Monitor Weight and Interventions
Even if you are “not on good terms” with the scale, there is a greater likelihood of reaching your set weight goal if you weigh yourself 1-2 times a week. In addition to monitoring your weight, it is important to ensure that dietary interventions are being implemented.
Social Support
While some individuals are quite self-sufficient and succeed in weight reduction on their own, many experience that support from family, friends, or healthcare professionals is important for achieving weight loss. Additionally, telling others that you have decided to lose weight can help reinforce your own motivation and ability to follow through.
Setbacks Are Not a Crisis
A change process rarely follows a straight line from A to B. It is expected that one will experience setbacks and regressions when making lifestyle changes. Therefore, it is important to be aware of this and not lose heart when the weight does not always go down or when one gives in to food temptations. The quicker you can put setbacks behind you without punishing yourself, the greater the likelihood of reaching your weight goal.
Plan ahead
If many meals are eaten outside the home, such as at a restaurant, it can be helpful to think through what you want to eat before sitting down with a tempting menu. It is often more challenging to choose “correctly” when faced with all the temptations compared to planning in advance what type of dish you want to have when you arrive at the restaurant.This translation accurately conveys the original content, maintaining the structure and key message about the importance of pre-planning meals when dining out.
Does Physical Activity Contribute to Weight Reduction?

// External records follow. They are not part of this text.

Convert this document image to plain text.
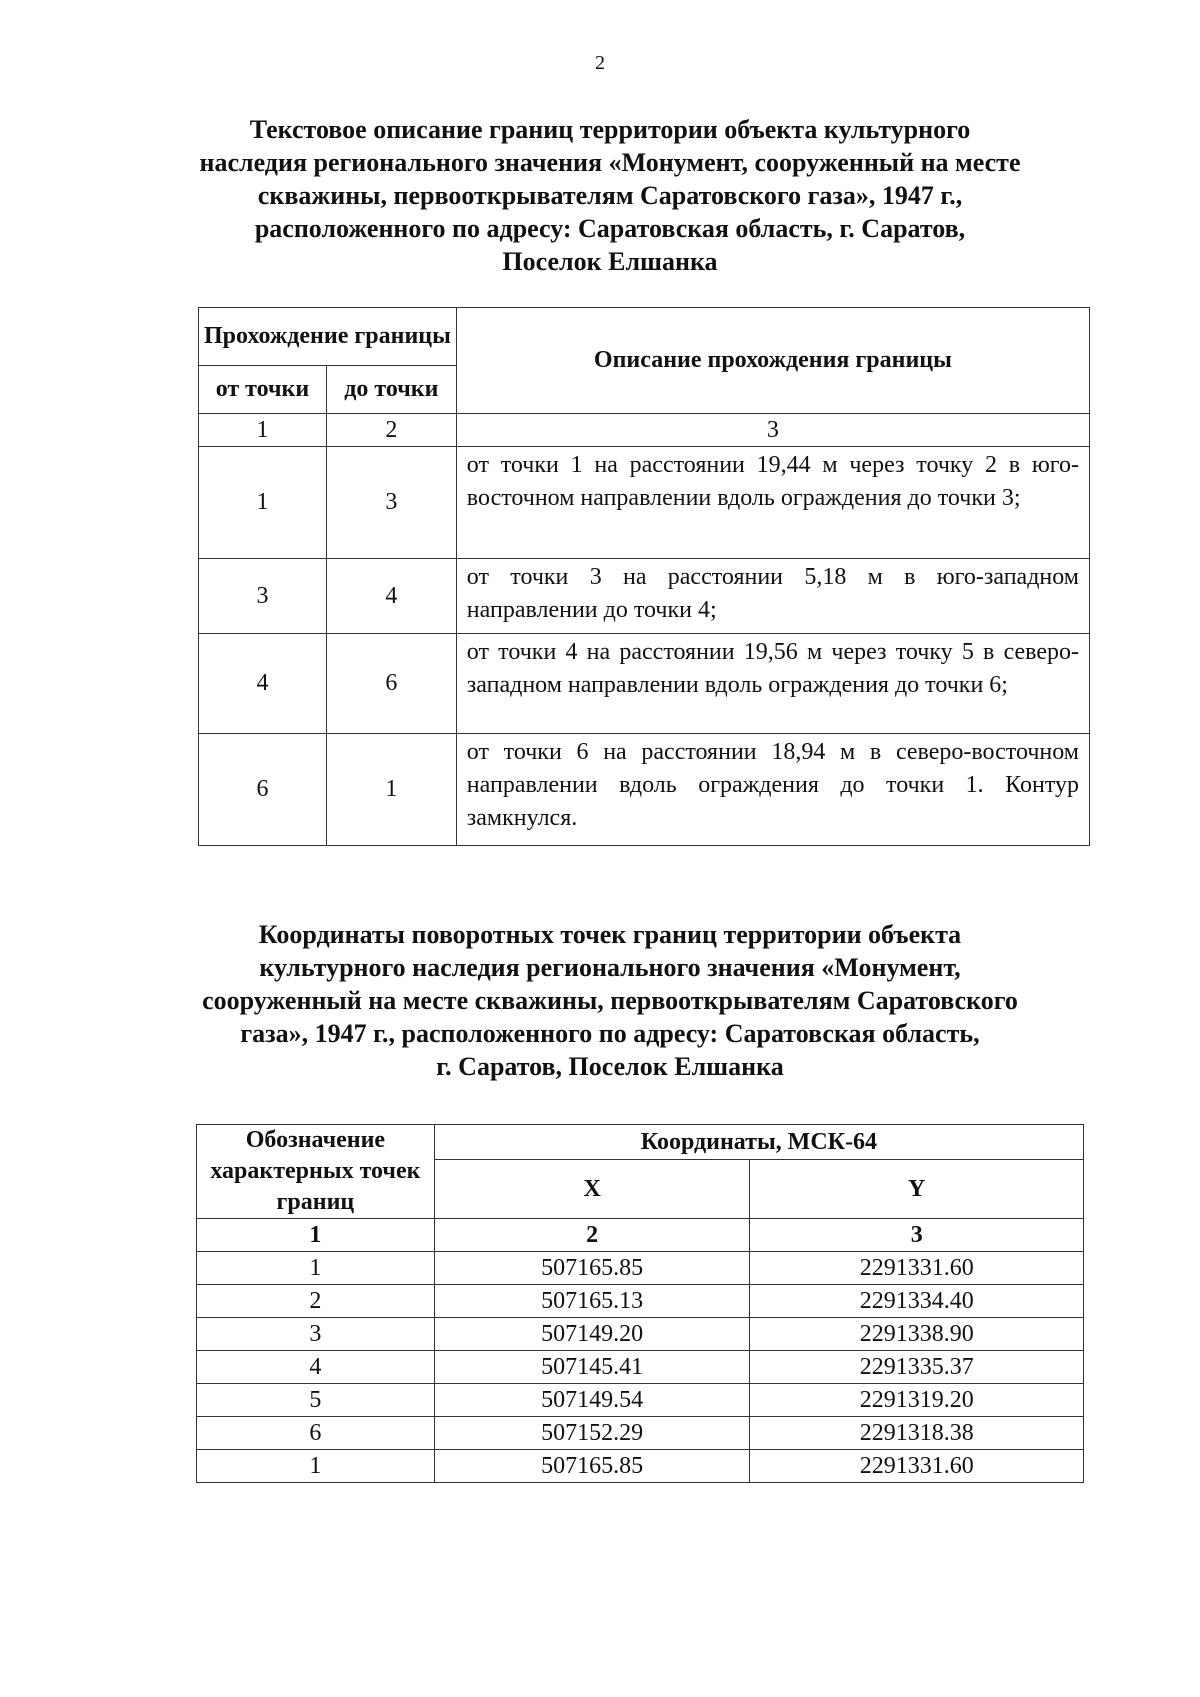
2
Текстовое описание границ территории объекта культурного
наследия регионального значения «Монумент, сооруженный на месте
скважины, первооткрывателям Саратовского газа», 1947 г.,
расположенного по адресу: Саратовская область, г. Саратов,
Поселок Елшанка
Прохождение границы		Описание прохождения границы
от точки	до точки	
1	2	3
1	3	от точки 1 на расстоянии 19,44 м через точку 2 в юго-восточном направлении вдоль ограждения до точки 3;
3	4	от точки 3 на расстоянии 5,18 м в юго-западном направлении до точки 4;
4	6	от точки 4 на расстоянии 19,56 м через точку 5 в северо-западном направлении вдоль ограждения до точки 6;
6	1	от точки 6 на расстоянии 18,94 м в северо-восточном направлении вдоль ограждения до точки 1. Контур замкнулся.
Координаты поворотных точек границ территории объекта
культурного наследия регионального значения «Монумент,
сооруженный на месте скважины, первооткрывателям Саратовского
газа», 1947 г., расположенного по адресу: Саратовская область,
г. Саратов, Поселок Елшанка
Обозначение характерных точек границ	Координаты, МСК-64	
	X	Y
1	2	3
1	507165.85	2291331.60
2	507165.13	2291334.40
3	507149.20	2291338.90
4	507145.41	2291335.37
5	507149.54	2291319.20
6	507152.29	2291318.38
1	507165.85	2291331.60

Physical activity is primarily important for maintaining weight loss, but it is also beneficial to combine dietary changes with physical activity. For individuals over 50-60 years old, it is important to include strength training to prevent weight-related and age-related muscle loss. Aim to be physically active for 30-60 minutes per day, with an intensity level comparable to brisk walking or higher.
Conclusion
As we saw in the study earlier in the article, it is not more difficult for older adults to lose weight compared to younger people. However, weight reduction requires motivation, patience, and effective strategies for diet and physical activity.
- Set a realistic goal. Don’t try to lose too much too quickly. Aim for a goal of about 0.5 kg weight reduction per week.
- Find a dietary strategy that can be followed over time. There are many different dietary patterns and strategies that can lead to weight loss, so feel free to experiment until you find something that works for you.
- Stay active. Physical activity is important for maintaining muscle mass and metabolism during the weight reduction phase.
- Get support from others. Motivation can be strengthened by having someone to share the journey with.
Here are some specific tips for preserving muscle mass while losing weight:
- Strength training. Strength training is the best way to stimulate muscle growth and can help preserve muscle mass when combined with increased protein intake.
- Increase protein intake. For older adults, a daily protein intake of 1.2-1.5 grams of protein per kilogram of body weight can likely reduce muscle loss during a weight reduction period.
Remember that it is never too late to take charge of your health. By making effective lifestyle changes, you can improve your health and reduce the risk of diseases.